Your first assignment? You will be sent a package or sum of money by someone in the company (possessing a distinctly russian accent and an oddly non-corporate email address. Hmmmm…) Your job is to send that package or money off to another person within the company, perhaps in Russia. Or maybe your assignment is to cash some checks you have been sent and then wire the same amount, minus about $100 for you to keep, because they like you so much, from your account back to another company contact to assess the efficiency of companies like Western Union or MoneyGram.

Congrats, chum, you are now a money mule.

Money muling, as it’s referred to in the security world, goes by another, more well known name outside of security circles – money laundering. The incoming checks are fakes and the credit cards used to purchase goods have been stolen and resold on the Dark Web and now you’re an accomplice. What you are actually doing is transferring stolen money or goods from one country to another – you are committing a crime that’s punishable with jail time.

So how did this all begin? Where did you go oh so wrong? Falling prey to such money muling scams usually involves a decent amount of desperation and gullibility. With the falling economy and rising costs of living, (because you know the cost of living never goes down for some reason) money mule scams have been attracting unwitting people who are trusting and needy in some way for years, long before anyone had ever heard of the internet.

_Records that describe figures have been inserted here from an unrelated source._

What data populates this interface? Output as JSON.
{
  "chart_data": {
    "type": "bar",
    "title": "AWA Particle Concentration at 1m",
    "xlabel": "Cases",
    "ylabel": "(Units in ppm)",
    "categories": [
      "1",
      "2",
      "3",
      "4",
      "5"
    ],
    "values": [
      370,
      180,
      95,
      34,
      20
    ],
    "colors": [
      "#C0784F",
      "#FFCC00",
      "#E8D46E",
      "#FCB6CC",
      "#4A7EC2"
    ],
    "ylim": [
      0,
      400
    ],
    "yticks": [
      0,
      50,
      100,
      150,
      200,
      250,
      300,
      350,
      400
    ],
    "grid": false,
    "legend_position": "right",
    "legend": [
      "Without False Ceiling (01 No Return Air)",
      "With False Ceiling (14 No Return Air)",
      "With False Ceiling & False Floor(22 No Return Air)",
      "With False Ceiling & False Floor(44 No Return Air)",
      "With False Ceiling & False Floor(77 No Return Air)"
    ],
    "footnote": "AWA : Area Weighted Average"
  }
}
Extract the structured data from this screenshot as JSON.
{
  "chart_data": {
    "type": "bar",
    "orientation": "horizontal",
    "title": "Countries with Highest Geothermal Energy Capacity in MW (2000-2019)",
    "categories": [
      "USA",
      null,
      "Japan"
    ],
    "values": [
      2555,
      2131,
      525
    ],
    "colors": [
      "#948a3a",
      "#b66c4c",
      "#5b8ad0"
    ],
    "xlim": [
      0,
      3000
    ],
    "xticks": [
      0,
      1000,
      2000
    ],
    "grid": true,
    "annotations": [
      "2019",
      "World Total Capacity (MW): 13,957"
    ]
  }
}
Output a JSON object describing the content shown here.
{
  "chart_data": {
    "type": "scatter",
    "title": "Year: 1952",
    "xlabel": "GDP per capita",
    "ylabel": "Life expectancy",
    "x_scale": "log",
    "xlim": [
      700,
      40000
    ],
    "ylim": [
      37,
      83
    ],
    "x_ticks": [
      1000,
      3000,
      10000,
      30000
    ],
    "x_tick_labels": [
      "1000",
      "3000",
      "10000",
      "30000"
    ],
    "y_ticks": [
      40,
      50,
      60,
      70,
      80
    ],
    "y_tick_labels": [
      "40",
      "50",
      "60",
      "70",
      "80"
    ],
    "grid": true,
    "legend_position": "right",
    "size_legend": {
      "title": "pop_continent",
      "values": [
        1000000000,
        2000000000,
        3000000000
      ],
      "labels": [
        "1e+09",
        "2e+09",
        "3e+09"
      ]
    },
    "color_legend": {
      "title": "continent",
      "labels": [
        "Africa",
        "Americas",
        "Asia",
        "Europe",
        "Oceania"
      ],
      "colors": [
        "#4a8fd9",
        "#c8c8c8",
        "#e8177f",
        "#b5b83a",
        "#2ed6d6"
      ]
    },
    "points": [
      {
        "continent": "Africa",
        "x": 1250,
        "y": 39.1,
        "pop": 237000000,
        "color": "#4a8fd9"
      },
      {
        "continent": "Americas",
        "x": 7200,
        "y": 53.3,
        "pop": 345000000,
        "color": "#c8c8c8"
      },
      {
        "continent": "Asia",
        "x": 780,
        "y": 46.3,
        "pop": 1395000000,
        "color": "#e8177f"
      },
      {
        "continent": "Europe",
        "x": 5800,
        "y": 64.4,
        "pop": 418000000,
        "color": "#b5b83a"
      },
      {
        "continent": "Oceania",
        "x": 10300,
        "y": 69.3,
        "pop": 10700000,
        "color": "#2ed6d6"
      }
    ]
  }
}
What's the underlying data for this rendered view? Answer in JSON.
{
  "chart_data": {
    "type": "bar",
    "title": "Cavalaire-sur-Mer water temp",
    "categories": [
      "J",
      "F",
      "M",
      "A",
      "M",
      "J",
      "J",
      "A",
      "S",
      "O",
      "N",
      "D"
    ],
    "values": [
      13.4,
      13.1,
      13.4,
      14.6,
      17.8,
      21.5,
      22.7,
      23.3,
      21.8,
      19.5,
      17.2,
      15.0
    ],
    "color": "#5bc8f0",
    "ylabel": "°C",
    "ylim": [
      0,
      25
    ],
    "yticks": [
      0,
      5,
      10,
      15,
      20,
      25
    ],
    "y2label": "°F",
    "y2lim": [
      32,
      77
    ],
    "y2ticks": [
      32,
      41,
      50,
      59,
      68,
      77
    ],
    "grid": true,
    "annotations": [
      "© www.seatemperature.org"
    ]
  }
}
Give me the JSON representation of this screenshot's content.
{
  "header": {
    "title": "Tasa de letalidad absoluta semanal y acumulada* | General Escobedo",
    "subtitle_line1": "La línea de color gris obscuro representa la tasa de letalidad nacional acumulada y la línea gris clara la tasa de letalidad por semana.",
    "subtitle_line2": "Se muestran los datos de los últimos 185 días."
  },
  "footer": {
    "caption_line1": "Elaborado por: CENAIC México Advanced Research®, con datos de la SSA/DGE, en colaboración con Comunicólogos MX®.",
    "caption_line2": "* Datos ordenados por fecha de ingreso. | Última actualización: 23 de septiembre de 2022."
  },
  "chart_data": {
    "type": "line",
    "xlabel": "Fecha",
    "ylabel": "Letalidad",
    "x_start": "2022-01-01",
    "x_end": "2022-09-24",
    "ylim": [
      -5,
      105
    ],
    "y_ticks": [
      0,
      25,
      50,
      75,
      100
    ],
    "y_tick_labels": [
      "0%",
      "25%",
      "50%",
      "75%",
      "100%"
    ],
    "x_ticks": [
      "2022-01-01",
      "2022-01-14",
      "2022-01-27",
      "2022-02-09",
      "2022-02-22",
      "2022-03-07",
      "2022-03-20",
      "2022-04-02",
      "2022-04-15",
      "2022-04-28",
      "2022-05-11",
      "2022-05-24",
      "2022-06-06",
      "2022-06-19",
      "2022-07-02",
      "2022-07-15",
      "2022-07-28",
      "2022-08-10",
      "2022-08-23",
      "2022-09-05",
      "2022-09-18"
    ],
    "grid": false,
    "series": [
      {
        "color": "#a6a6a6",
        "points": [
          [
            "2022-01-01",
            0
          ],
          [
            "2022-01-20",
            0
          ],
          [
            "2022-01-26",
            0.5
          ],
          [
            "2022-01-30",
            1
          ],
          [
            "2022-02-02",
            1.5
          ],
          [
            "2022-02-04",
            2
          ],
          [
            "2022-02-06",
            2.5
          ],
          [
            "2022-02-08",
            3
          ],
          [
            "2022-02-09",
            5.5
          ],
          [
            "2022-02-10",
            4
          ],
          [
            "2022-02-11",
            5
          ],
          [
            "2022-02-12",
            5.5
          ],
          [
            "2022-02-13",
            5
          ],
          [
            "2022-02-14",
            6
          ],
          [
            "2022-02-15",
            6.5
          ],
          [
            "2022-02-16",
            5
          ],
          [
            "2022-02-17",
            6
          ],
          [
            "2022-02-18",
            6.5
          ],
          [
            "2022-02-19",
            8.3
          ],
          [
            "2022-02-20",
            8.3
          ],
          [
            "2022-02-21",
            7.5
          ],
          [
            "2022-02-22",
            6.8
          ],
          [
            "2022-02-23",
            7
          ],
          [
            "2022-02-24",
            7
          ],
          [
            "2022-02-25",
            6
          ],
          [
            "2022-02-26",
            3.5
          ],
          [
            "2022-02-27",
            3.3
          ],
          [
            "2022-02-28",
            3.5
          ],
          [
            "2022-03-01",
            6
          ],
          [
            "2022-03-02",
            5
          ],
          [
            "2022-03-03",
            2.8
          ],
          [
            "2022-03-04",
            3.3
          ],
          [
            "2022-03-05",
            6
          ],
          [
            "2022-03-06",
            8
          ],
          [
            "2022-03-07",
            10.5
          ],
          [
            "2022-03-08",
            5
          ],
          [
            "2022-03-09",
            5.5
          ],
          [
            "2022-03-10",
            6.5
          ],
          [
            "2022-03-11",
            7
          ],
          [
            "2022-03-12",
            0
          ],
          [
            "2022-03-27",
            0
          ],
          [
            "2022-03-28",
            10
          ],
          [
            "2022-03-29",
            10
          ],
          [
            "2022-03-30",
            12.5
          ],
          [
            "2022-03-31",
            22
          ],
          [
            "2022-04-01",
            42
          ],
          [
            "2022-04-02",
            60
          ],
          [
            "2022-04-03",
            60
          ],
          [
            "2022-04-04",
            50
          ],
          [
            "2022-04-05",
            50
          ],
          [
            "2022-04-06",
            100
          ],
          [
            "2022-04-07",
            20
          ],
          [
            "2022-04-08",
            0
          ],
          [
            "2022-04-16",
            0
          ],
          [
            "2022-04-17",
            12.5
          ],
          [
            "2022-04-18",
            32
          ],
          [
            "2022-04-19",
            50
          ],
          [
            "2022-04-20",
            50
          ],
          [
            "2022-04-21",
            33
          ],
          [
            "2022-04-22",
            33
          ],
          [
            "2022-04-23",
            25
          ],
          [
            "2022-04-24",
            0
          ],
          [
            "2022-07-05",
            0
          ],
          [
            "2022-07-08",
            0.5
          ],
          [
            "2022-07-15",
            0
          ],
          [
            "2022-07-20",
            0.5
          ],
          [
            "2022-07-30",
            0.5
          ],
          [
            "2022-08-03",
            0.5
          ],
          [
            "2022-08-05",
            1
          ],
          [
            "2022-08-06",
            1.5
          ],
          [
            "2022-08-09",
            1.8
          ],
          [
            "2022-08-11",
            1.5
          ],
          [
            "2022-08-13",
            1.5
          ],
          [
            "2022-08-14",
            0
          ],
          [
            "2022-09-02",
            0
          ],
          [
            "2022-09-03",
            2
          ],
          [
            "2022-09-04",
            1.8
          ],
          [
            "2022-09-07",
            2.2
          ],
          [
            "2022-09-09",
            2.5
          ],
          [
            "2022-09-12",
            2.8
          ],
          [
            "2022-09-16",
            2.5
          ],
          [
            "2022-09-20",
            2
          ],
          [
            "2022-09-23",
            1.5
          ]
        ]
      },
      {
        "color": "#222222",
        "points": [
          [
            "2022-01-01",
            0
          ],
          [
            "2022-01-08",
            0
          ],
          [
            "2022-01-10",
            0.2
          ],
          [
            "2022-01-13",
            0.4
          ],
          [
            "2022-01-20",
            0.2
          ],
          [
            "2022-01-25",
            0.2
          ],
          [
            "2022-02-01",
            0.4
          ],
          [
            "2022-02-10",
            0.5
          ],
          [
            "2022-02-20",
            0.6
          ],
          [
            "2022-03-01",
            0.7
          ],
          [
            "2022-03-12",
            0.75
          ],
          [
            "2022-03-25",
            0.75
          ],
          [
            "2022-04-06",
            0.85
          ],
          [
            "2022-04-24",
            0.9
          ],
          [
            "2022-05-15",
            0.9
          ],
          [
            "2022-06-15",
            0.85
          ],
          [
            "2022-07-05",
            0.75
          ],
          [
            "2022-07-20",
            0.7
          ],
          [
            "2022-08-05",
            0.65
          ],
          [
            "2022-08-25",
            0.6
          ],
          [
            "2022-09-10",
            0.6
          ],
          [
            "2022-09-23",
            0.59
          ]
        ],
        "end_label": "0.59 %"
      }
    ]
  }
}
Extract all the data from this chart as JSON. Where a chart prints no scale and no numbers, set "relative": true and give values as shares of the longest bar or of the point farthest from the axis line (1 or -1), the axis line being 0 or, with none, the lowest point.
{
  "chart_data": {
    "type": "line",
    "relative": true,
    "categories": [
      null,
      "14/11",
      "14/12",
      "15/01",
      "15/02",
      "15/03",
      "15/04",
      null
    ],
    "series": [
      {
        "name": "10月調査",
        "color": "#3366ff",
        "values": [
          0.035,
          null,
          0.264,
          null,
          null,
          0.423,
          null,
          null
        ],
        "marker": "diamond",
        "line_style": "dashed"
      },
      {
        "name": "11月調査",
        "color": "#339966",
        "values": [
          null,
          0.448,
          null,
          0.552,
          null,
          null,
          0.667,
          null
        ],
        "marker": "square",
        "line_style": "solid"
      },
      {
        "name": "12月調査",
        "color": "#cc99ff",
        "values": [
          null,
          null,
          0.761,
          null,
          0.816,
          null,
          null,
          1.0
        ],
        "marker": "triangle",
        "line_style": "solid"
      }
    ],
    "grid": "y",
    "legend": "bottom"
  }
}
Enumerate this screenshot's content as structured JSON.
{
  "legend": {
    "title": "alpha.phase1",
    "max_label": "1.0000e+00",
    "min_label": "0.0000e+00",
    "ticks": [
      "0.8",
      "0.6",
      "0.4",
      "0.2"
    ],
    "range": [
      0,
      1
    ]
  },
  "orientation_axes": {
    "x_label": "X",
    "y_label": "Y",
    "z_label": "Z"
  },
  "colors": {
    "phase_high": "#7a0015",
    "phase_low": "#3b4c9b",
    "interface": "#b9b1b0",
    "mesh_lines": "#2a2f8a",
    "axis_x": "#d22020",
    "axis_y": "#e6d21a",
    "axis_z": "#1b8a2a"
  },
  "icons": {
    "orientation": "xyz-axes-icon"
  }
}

In the early day of online money laundering, it was relatively easy to spot such scams. As with a great deal of phishing attempts, the creators used poor grammar and their websites were easily discernible from real ones. But according to the U.K.’s Association for Payment Clearing Services such scams are up 345 percent in the last few years and the perps are only getting better, slicker. Their websites are virtually indistinguishable from legit mystery shopper websites, or websites that help people find work-from-home jobs, and they have learned to brush up on their English. Dave Marcus who directs security research and communications at Mcafee Labs notes “I think they’ve upped their professionalism, It’s kind of analogous to the way spammers have upped their game professionally.”

A report from the FBI states “Work-at-home schemes attract otherwise innocent individuals, causing them to become part of criminal schemes without realizing they are engaging in illegal behavior”. Not only are your actions illegal and very punishable, once you have stopped your engagement with the “company”, they will probably use your information to commit their next identity fraud scam – after all, you gave them your name, address and banking information.

So what can you do to steer clear of such scams?

  • Never apply to shady job posts that come via random emails, lists or social media posts – and if you feel you must apply, check the company out as thoroughly as possible. Go to their website, call them, search for them on Google and do everything you can to make sure they are legit.
  • Look for signs like poor grammar, odd email addresses, promises that seem too good to be true and stay away. Read the ad with a heaping spoonful of salt – Does it promise minimal effort for maximum payout? No experience necessary? These are all good indicators that the job could land you in a lot of hot water.
  • Avoid any job that asks you to send money or goods back and forth from one party to another
  • Never give your bank details away to unknown entities. If any prospective job asks you to pay for any sort of “starter kit”, that’s a sign that the job is not legit.
  • Keep your anti-virus and anti-malware software updated to route out spammed-out job offer emails, which often include dangerous links
  • Be wary of any company that does interviews over IM or email exclusively.
  • If you suspect that your dream job is actually your worst nightmare, fear not, you’ll be fired as soon as you are supposed to get your first paycheck. But if for some reason you haven’t been fired and can’t figure out how to extricate yourself, security guru Brian Krebs has a great post on how to get fired as a mule faster than you can say “My bank’s fraud department flagged this transaction…”

    But then there is the fact that as a money mule, you could face up to ten years in prison… Maybe that rat race isn’t looking so bad after all. It sure beats being a jailed mule.